Your data first, then external

It’s always tempting to look further afield when travelling. I’m not suggesting that we shouldn’t travel further afield, it’s just that we often negate what is sitting right on our doorstep. Over the past year, many of us have spent far more time at home then we would ordinarily or in the area where we live. I’ve discovered all sorts of parks and walks nearby, which I must admit I kind of didn’t bother exploring till recently. 


It’s the same in financial markets. It’s always tempting to try to search for something new to improve your investing, whether that’s technology or data etc. Everyone loves a buzzword and it’s easier to sell a nice buzzword, whether you are a vendor or trying to sell the idea internally. I’m not saying that new technologies or ideas are bad. I do think that many investors who can successfully grapple with alternative data for example, can see an improvement in their process, as an example of a new idea or technology that has come to financial markets.


At the same, with all the focus on shiny new things, it is easy to overlook what you already have. For large sell side firms and asset managers, one thing that they already have in abundance is internal data or at least the possibility to collect data internally, which they can combine with external data from vendors. Augmenting external data with unique internal data could result in better signals. A buy side firm can have access to streaming prices from their liquidity brokers. Do they collect this data? In many cases probably not because of a lack of technology infrastructure. However, if they did collect this data, they can better understand their liquidity providers and the situations where some might offer better liquidity than others. As a rule of thumb, always collect more data that you think you will need! Of course, there are costs associated with collecting data, but these are coming down all the time.

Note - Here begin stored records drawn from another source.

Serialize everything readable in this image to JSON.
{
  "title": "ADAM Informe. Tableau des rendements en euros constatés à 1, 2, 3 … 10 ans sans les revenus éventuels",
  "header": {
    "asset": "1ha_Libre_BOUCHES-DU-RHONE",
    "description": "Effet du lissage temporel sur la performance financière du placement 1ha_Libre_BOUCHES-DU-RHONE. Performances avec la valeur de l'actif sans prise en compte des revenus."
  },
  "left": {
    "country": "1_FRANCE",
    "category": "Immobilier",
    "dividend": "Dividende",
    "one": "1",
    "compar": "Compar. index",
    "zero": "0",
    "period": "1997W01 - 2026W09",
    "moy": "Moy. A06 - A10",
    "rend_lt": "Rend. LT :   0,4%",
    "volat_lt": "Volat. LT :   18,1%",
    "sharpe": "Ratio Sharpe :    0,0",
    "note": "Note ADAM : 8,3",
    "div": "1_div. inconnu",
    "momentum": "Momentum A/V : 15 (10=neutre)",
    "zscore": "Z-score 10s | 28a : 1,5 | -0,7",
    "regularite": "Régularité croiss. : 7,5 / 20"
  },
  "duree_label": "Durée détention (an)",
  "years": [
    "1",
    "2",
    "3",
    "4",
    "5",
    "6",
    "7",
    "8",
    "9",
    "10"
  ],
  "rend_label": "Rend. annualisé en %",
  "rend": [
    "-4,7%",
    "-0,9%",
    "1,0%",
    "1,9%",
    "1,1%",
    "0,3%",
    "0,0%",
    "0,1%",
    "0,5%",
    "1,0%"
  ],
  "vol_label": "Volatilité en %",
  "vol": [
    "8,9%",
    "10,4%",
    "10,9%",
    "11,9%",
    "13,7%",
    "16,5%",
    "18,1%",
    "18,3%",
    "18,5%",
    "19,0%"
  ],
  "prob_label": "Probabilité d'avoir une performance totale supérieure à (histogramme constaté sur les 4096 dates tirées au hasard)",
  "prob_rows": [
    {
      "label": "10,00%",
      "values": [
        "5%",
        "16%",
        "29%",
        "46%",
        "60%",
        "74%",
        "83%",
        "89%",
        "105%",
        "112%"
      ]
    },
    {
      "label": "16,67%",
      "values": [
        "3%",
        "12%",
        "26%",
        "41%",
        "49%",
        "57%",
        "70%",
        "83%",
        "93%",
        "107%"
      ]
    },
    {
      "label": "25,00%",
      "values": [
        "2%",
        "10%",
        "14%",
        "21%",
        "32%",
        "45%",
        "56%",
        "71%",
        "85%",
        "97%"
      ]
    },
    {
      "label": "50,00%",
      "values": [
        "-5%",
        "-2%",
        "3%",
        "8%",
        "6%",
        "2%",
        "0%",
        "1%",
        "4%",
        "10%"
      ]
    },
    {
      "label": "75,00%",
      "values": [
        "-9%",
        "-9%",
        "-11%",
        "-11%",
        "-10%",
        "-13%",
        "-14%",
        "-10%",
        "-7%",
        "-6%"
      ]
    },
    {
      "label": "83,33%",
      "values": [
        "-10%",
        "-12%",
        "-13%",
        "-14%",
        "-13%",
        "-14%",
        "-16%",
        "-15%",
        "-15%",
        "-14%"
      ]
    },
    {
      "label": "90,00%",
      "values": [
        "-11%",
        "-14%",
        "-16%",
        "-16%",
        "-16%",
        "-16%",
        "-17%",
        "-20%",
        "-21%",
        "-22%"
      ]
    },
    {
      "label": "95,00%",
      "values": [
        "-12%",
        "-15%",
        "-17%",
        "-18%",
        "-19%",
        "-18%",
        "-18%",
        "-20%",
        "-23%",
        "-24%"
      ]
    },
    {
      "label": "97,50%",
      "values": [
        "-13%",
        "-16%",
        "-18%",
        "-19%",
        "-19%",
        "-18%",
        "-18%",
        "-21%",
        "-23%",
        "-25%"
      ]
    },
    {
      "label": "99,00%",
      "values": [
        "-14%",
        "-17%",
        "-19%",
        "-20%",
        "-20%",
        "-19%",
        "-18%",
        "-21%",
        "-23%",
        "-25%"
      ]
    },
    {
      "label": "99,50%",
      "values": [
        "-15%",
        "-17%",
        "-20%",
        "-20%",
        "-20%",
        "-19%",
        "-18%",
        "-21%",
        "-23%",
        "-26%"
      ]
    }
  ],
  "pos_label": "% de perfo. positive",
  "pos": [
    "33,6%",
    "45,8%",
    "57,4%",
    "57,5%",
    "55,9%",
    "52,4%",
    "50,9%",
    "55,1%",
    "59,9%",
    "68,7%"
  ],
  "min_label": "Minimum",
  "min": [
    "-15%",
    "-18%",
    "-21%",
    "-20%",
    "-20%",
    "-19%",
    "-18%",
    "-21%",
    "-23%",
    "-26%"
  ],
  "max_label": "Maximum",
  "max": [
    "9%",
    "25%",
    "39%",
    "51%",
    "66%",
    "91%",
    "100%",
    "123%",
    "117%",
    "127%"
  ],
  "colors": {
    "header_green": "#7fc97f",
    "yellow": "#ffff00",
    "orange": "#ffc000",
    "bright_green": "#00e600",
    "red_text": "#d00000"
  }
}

Ok, so there’s data that firms could theoretically collect, but don’t necessarily collect that data. Then there is data that they do collect, but is not used much. For a buy side firm, this could include broker reports. Is every single broker report read by someone? Probably not, given the huge volume of broker reports produced daily. This dataset could instead by structured with NLP. We could compute sentiment and also tag reports for associated tickers. We could use this sentiment data as an input into our investing decisions.


For sell side firms, the amount of data they hold is going to be considerably more. Of course, there are many legal restrictions to how data is used (clearly, they cannot disseminate granular client trade data). However, in many cases the barrier is likely to be technical. Different databases will likely be managed by different teams, and in many cases across a firm, it will be difficult to know what data is stored in different databases. Data can end up being seen a resource purely for a specific team, rather than something that can be shared.


Obviously, if data is more accessible across a firm (for example through a shared data lake), it makes it easier to join datasets together and come up with more analysis which utilises multiple datasets. Trying to get this done is obviously easier said than done! As a first step though, having some sort of audit to understand what data your firm actually has is important, and this can be shared across the firm.


External data is usually the first port of call when doing financial analysis, and in many cases, it is the most important resource you can have. However, in your firm you are likely to have internal datasets, which potentially could be useful to, and they can augment the external data you have. Internal data can be just as alternative as external data.